06 March 2013

Carbon [Canyon] Creek Cleanup Grant Issued!

The Carbon Canyon Fire Safe Council, a group of residents from the Brea and Chino Hills sides of the canyon along with fire district personnel from the local and state levels and other interested parties, has done important, meaningful and significant work in bringing issues of awareness and preventive measures dealing with the wildfires, which (as shown in recent posts here on fire history) have occasionally ravaged the canyon.  These include the annual Wildfire Awareness Fair, the twice yearly brush dropoff and disposal program, signage in the canyon to remind residents to remove brush from their properties, and more.

To carry out this work, however, requires assistance from the cities, counties and other agencies, as well as corporate involvement.  To that end, a project has been initiated to remove brush and plant material from the Chino Hills portion of Carbon [Canyon] Creek in Sleepy Hollow to help minimize the risk of fire, following on the heels of the still-continuing, but so far successful, effort to rid the Brea portion of the creek of the dreaded arundo donax.

At tonight's regular monthly meeting of the council, Olinda Village resident and State Farm Insurance agent Luz Thompson presented fire agency representatives and council members with a check for over $7,000 to help with this important work.  It was also announced that the office of San Bernardino County supervisor Gary Ovitt may be able to commit further funding (earlier allotments having been made for other council projects) to the creek cleanup work.

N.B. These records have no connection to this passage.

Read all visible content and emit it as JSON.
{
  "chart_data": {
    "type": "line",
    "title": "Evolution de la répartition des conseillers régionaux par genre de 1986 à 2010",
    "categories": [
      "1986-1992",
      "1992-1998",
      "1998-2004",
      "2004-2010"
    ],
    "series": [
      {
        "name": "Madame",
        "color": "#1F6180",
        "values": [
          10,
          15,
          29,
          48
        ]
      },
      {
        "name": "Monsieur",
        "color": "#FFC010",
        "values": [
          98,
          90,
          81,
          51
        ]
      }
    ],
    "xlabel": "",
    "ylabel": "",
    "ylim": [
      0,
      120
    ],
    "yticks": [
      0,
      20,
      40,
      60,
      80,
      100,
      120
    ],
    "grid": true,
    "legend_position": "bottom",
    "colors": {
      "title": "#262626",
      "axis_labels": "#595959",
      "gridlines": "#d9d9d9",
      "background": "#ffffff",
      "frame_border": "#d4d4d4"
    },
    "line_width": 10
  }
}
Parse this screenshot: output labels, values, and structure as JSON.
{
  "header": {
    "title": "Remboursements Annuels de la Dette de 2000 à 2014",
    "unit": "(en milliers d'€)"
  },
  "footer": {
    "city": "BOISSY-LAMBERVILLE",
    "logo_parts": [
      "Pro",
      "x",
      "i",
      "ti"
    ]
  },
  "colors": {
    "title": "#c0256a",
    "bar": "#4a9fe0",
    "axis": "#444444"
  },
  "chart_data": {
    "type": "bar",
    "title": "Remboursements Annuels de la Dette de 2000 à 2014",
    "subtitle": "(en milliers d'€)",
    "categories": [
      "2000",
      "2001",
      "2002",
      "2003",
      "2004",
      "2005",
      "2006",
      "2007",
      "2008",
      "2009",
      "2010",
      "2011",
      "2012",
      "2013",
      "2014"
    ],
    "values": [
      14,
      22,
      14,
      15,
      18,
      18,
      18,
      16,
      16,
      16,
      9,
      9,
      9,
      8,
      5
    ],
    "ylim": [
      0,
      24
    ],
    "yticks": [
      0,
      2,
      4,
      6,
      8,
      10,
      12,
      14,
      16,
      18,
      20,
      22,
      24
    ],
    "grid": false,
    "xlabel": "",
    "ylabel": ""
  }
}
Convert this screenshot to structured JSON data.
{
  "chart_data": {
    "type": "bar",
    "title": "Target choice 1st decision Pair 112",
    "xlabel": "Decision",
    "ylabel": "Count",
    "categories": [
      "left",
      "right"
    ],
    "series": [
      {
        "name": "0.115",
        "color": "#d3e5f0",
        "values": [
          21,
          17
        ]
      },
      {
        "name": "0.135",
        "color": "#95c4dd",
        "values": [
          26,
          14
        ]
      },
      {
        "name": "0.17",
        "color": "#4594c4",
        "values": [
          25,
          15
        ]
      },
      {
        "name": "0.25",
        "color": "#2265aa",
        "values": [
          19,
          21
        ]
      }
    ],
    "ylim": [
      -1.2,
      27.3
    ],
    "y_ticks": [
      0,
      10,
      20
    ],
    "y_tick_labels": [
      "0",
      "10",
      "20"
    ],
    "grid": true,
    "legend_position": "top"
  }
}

Crews from the Santa Ana Watershed Authority, which has supervised the arundo removal in Brea, have been examining an area of the creek in which there is a stand of several palm trees, which are highly flammable, that need to be killed and removed.  For the last few days, SAWA personnel have been out surveying these trees, looking especially for any nesting or other activity in them by owls or bats. 

The stand of highly flammable palm trees along Carbon [Canyon] Creek roughly halfway between the Sleepy Hollow Community Center and the closed Canyon Market.
Once the trees have been determined to be clear of use by these animals, then the injection of an herbicide will be conducted.  Over a few months, the poison will work to kill off the fronds of these quite old and tall trees.  After the fronds fall, they will be gathered and carted off for disposal.  Then, the trunks can be cut down.

It is also intended to remove brush, plant and tree material and other debris that can not only catch fire in a blaze, but also force the creek's water to flow toward Carbon Canyon Road, serving to erode the areas adjacent to and adjoining the highway, threatening its stability (this, in fact, is what happened in the winter of 2004-05 when heavy rains caused a creek rise that, abetted by abundant debris, caused a collapse of the roadway.)

As Thompson presented the check to the council and fire representatives, she made sure to thank Olinda Village resident and council stalwart Eric Johnson for his extraordinary efforts in doing the leg work to get the grant proposal together.  This is another shining example of how community efforts can go a long way toward dealing with problems that exist in the canyon and the council is to be commended for its proactive approach to working with these issues.

For those who live in either the Brea or Chino Hills sides of the canyon, are concerned about fire prevention, and want to be informed about or involved with the Carbon Canyon Fire Safe Council, meetings are the first Wednesday of the month at the Sleepy Hollow Community Center.